GREENSBORO — Peggy Kline has always been ahead of the times. She got her driver’s license when she was 4 years old and retired before she turned 18.
That is, if you only count the birthdays she celebrated on leap year. Kline, who lives in Summerfield, was born on Feb. 29, which doesn’t “stop the aging,” she said. She is 72 years old, counting the years she celebrated her birthday on Feb. 28 or March 1.
But Kline doesn’t like to count those years — even though she retired from working at a certified public accountant’s office. She said it’s “good humor” to tell someone her birthday in leap years.
Leap year is an extra day added on the calendar that comes about every four years. Kline said it’s easy to remember because it usually comes every election cycle. The chance of somebody being born on a leap day is said to be 1 in 1,461.
Kline said she doesn’t mind having something that makes her stand out. And while she hasn’t run across any other “leapers” over the years, there are plenty of them.
Daniel Rankin of Jamestown is a 7-year-old pilot. Well, no, that’s not right. He has celebrated his real birthday only seven times. He is actually 28.
Rankin is friends with a couple of other “leaplings” and stays in touch with them.
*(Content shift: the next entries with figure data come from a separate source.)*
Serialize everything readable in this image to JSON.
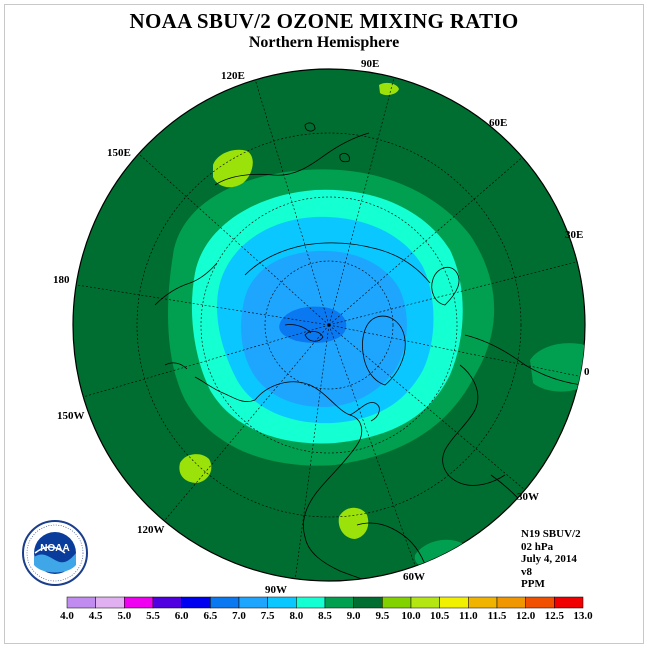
{
  "title": "NOAA SBUV/2 OZONE MIXING RATIO",
  "subtitle": "Northern Hemisphere",
  "longitude_labels": {
    "e90": "90E",
    "e120": "120E",
    "e60": "60E",
    "e150": "150E",
    "e30": "30E",
    "d180": "180",
    "d0": "0",
    "w150": "150W",
    "w30": "30W",
    "w120": "120W",
    "w60": "60W",
    "w90": "90W"
  },
  "info": {
    "instrument": "N19 SBUV/2",
    "level": "02 hPa",
    "date": "July 4, 2014",
    "version": "v8",
    "units": "PPM"
  },
  "logo": {
    "text": "NOAA",
    "ring_text": "NATIONAL OCEANIC AND ATMOSPHERIC ADMINISTRATION · U.S. DEPARTMENT OF COMMERCE"
  },
  "colorbar": {
    "ticks": [
      "4.0",
      "4.5",
      "5.0",
      "5.5",
      "6.0",
      "6.5",
      "7.0",
      "7.5",
      "8.0",
      "8.5",
      "9.0",
      "9.5",
      "10.0",
      "10.5",
      "11.0",
      "11.5",
      "12.0",
      "12.5",
      "13.0"
    ],
    "colors": [
      "#c08cf0",
      "#e0b0f0",
      "#f000f0",
      "#5000e0",
      "#0000f0",
      "#0a78f0",
      "#1ea6ff",
      "#0ac8ff",
      "#14ffd2",
      "#00a050",
      "#006e30",
      "#82d200",
      "#b4e614",
      "#f0f000",
      "#f0b400",
      "#f09600",
      "#f05000",
      "#f00000",
      "#8c5a3c"
    ]
  },
  "palette": {
    "ocean_bg": "#1a7a32",
    "v8_5": "#00a050",
    "v8_0": "#14ffd2",
    "v7_5": "#0ac8ff",
    "v7_0": "#1ea6ff",
    "v6_5": "#0a78f0",
    "v9_5": "#9be10a"
  }
}
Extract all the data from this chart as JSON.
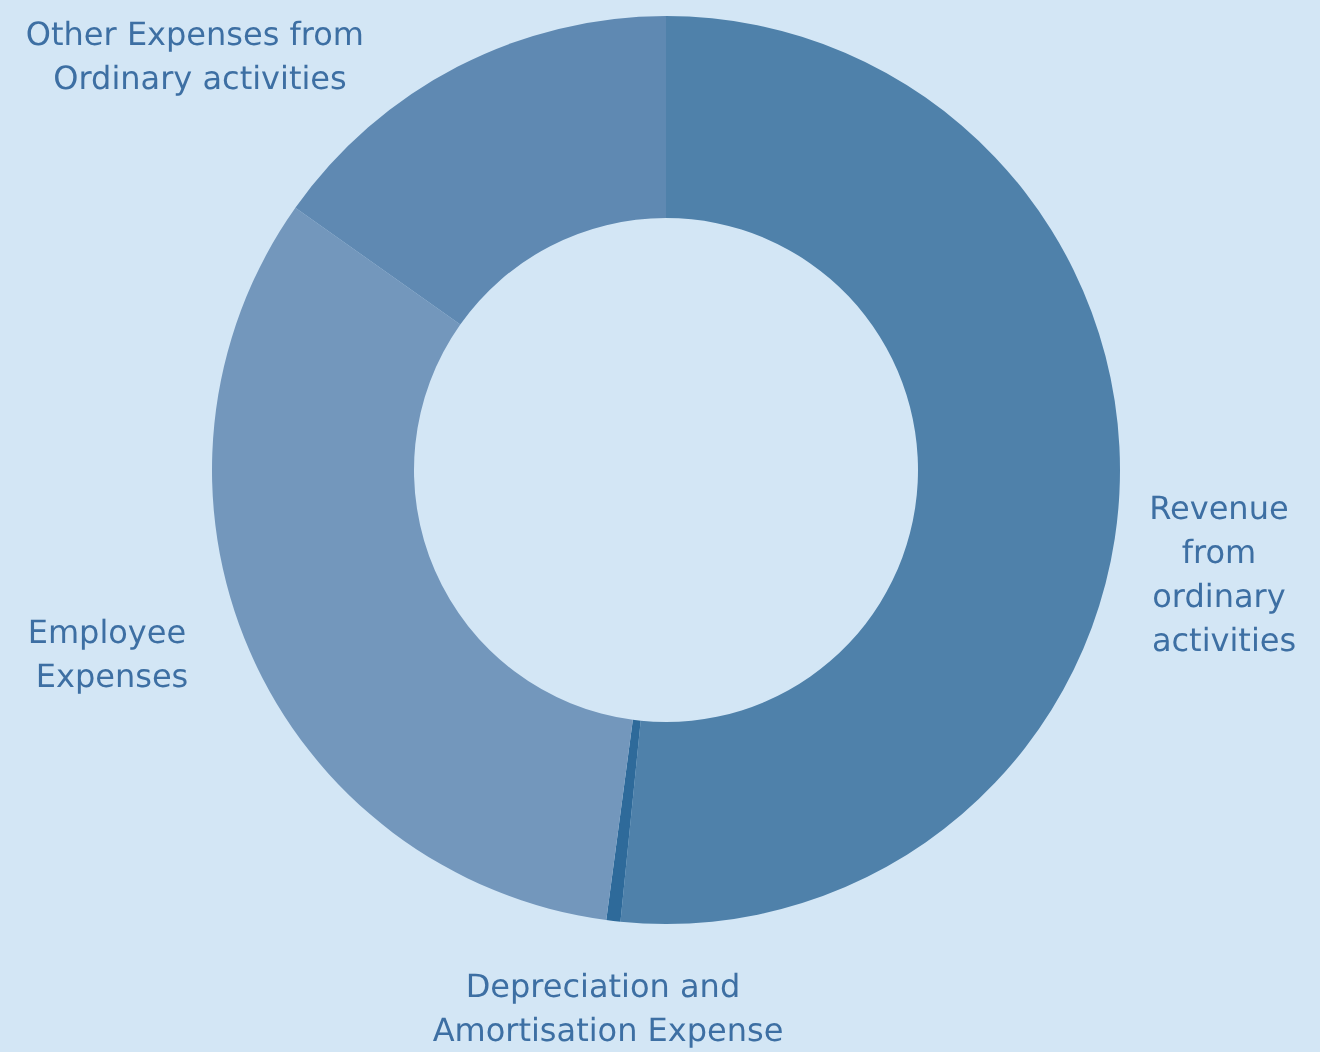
{
  "chart_data": {
    "type": "donut",
    "categories": [
      "Revenue from ordinary activities",
      "Depreciation and Amortisation Expense",
      "Employee Expenses",
      "Other Expenses from Ordinary activities"
    ],
    "values": [
      51.6,
      0.5,
      32.7,
      15.2
    ],
    "colors": [
      "#4f81aa",
      "#2e6a9a",
      "#7397bc",
      "#5f89b2"
    ],
    "legend": false
  }
}
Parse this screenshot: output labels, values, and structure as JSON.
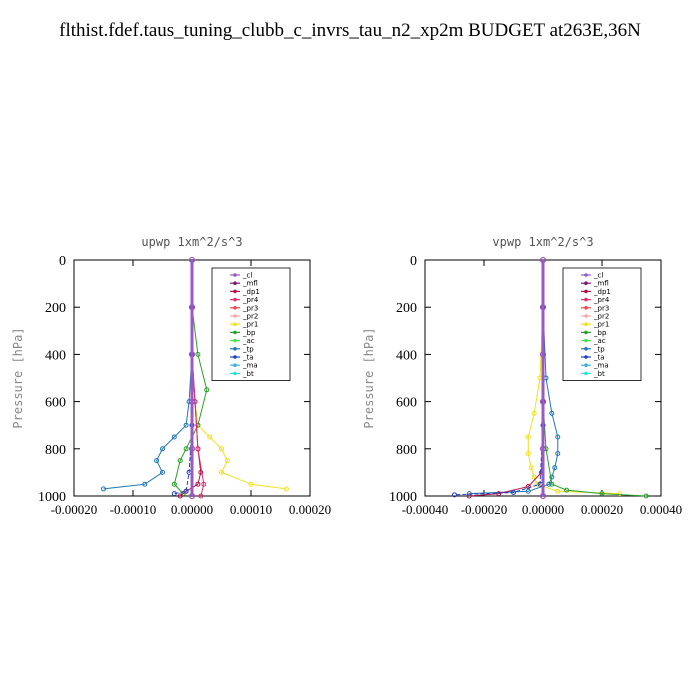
{
  "page": {
    "title": "flthist.fdef.taus_tuning_clubb_c_invrs_tau_n2_xp2m  BUDGET at263E,36N"
  },
  "colors": {
    "_cl": "#9b59c6",
    "_mfl": "#7a1a6e",
    "_dp1": "#b0124a",
    "_pr4": "#e0306a",
    "_pr3": "#f04848",
    "_pr2": "#f7a8a8",
    "_pr1": "#f0e020",
    "_bp": "#2aa02a",
    "_ac": "#50e050",
    "_tp": "#1f77b4",
    "_ta": "#2040c0",
    "_ma": "#40b0e0",
    "_bt": "#30e0e0"
  },
  "chart_data": [
    {
      "type": "line",
      "title": "upwp   1xm^2/s^3",
      "ylabel": "Pressure [hPa]",
      "xlim": [
        -0.0002,
        0.0002
      ],
      "ylim": [
        0,
        1000
      ],
      "y_inverted": true,
      "xticks": [
        "-0.00020",
        "-0.00010",
        "0.00000",
        "0.00010",
        "0.00020"
      ],
      "yticks": [
        "0",
        "200",
        "400",
        "600",
        "800",
        "1000"
      ],
      "legend": [
        "_cl",
        "_mfl",
        "_dp1",
        "_pr4",
        "_pr3",
        "_pr2",
        "_pr1",
        "_bp",
        "_ac",
        "_tp",
        "_ta",
        "_ma",
        "_bt"
      ],
      "legend_position": "top-right",
      "series": [
        {
          "name": "_tp",
          "x": [
            0,
            0,
            -5e-06,
            -1e-05,
            -3e-05,
            -5e-05,
            -6e-05,
            -5e-05,
            -8e-05,
            -0.00015
          ],
          "y": [
            200,
            400,
            600,
            700,
            750,
            800,
            850,
            900,
            950,
            970
          ]
        },
        {
          "name": "_pr1",
          "x": [
            0,
            0,
            5e-06,
            1e-05,
            3e-05,
            5e-05,
            6e-05,
            5e-05,
            0.0001,
            0.00016
          ],
          "y": [
            200,
            400,
            600,
            700,
            750,
            800,
            850,
            900,
            950,
            970
          ]
        },
        {
          "name": "_bp",
          "x": [
            0,
            1e-05,
            2.5e-05,
            1e-05,
            -1e-05,
            -2e-05,
            -3e-05,
            -1.5e-05
          ],
          "y": [
            200,
            400,
            550,
            700,
            800,
            850,
            950,
            990
          ]
        },
        {
          "name": "_dp1",
          "x": [
            0,
            0,
            5e-06,
            1e-05,
            1.5e-05,
            1e-05,
            -1e-05,
            -2e-05
          ],
          "y": [
            200,
            400,
            600,
            800,
            900,
            950,
            980,
            1000
          ]
        },
        {
          "name": "_pr4",
          "x": [
            0,
            0,
            5e-06,
            1e-05,
            2e-05,
            1.5e-05
          ],
          "y": [
            200,
            400,
            600,
            800,
            950,
            1000
          ]
        },
        {
          "name": "_ta",
          "x": [
            0,
            0,
            0,
            -5e-06,
            -1e-05,
            -3e-05
          ],
          "y": [
            200,
            400,
            700,
            900,
            980,
            990
          ]
        },
        {
          "name": "_mfl",
          "x": [
            0,
            0,
            0,
            0,
            0,
            0
          ],
          "y": [
            0,
            200,
            400,
            600,
            800,
            1000
          ]
        },
        {
          "name": "_cl",
          "x": [
            0,
            0,
            0,
            0,
            0,
            0
          ],
          "y": [
            0,
            200,
            400,
            600,
            800,
            1000
          ]
        }
      ]
    },
    {
      "type": "line",
      "title": "vpwp   1xm^2/s^3",
      "ylabel": "Pressure [hPa]",
      "xlim": [
        -0.0004,
        0.0004
      ],
      "ylim": [
        0,
        1000
      ],
      "y_inverted": true,
      "xticks": [
        "-0.00040",
        "-0.00020",
        "0.00000",
        "0.00020",
        "0.00040"
      ],
      "yticks": [
        "0",
        "200",
        "400",
        "600",
        "800",
        "1000"
      ],
      "legend": [
        "_cl",
        "_mfl",
        "_dp1",
        "_pr4",
        "_pr3",
        "_pr2",
        "_pr1",
        "_bp",
        "_ac",
        "_tp",
        "_ta",
        "_ma",
        "_bt"
      ],
      "legend_position": "top-right",
      "series": [
        {
          "name": "_tp",
          "x": [
            0,
            1e-05,
            3e-05,
            5e-05,
            5e-05,
            4e-05,
            3e-05,
            2e-05,
            -5e-05,
            -0.00025
          ],
          "y": [
            200,
            500,
            650,
            750,
            820,
            880,
            920,
            950,
            980,
            990
          ]
        },
        {
          "name": "_pr1",
          "x": [
            0,
            -1e-05,
            -3e-05,
            -5e-05,
            -5e-05,
            -4e-05,
            -3e-05,
            -2e-05,
            5e-05,
            0.00026
          ],
          "y": [
            200,
            500,
            650,
            750,
            820,
            880,
            920,
            950,
            980,
            990
          ]
        },
        {
          "name": "_bp",
          "x": [
            0,
            0,
            1e-05,
            3e-05,
            8e-05,
            0.0002,
            0.00035
          ],
          "y": [
            200,
            600,
            800,
            950,
            975,
            990,
            1000
          ]
        },
        {
          "name": "_dp1",
          "x": [
            0,
            0,
            -5e-06,
            -5e-05,
            -0.00015,
            -0.00025
          ],
          "y": [
            200,
            600,
            900,
            960,
            990,
            1000
          ]
        },
        {
          "name": "_ta",
          "x": [
            0,
            0,
            -1e-05,
            -0.0001,
            -0.0003
          ],
          "y": [
            200,
            700,
            950,
            985,
            995
          ]
        },
        {
          "name": "_mfl",
          "x": [
            0,
            0,
            0,
            0,
            0,
            0
          ],
          "y": [
            0,
            200,
            400,
            600,
            800,
            1000
          ]
        },
        {
          "name": "_cl",
          "x": [
            0,
            0,
            0,
            0,
            0,
            0
          ],
          "y": [
            0,
            200,
            400,
            600,
            800,
            1000
          ]
        }
      ]
    }
  ]
}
“When you meet somebody else with that birthday you automatically like them,” he said.
His father’s best friend is also a leaper. He is seven leap years older (or 28 years older to the rest of us). They never forget to call each other on leap year and wish each other a happy birthday.
“It’s like a club that you’re in but you don’t have to be accepted to,” Rankin said.
Gibsonville resident Rebecca Foley is celebrating a milestone birthday this year — her 13th (or 52nd). She said she is excited to celebrate what she calls her “true birthday.”
Foley wanted her birthday to be extra special growing up but felt like she had to wait four years.
But just because the leapers didn’t get to celebrate on their “real” birthday every year doesn’t mean they can’t make up for it. This year, they can get a special treat at Olive Garden, which is offering leapers four free desserts.
Foley grew up in New Zealand and moved to the United States in 1997. As she got older, she made excuses about not celebrating her birthday when it wasn’t her “true birthday.”
But this year, Foley has no excuse. She is taking a vacation and going to the beach this weekend to celebrate.
“When it does come around,” she said of her leap year birthday, “it’s really special.”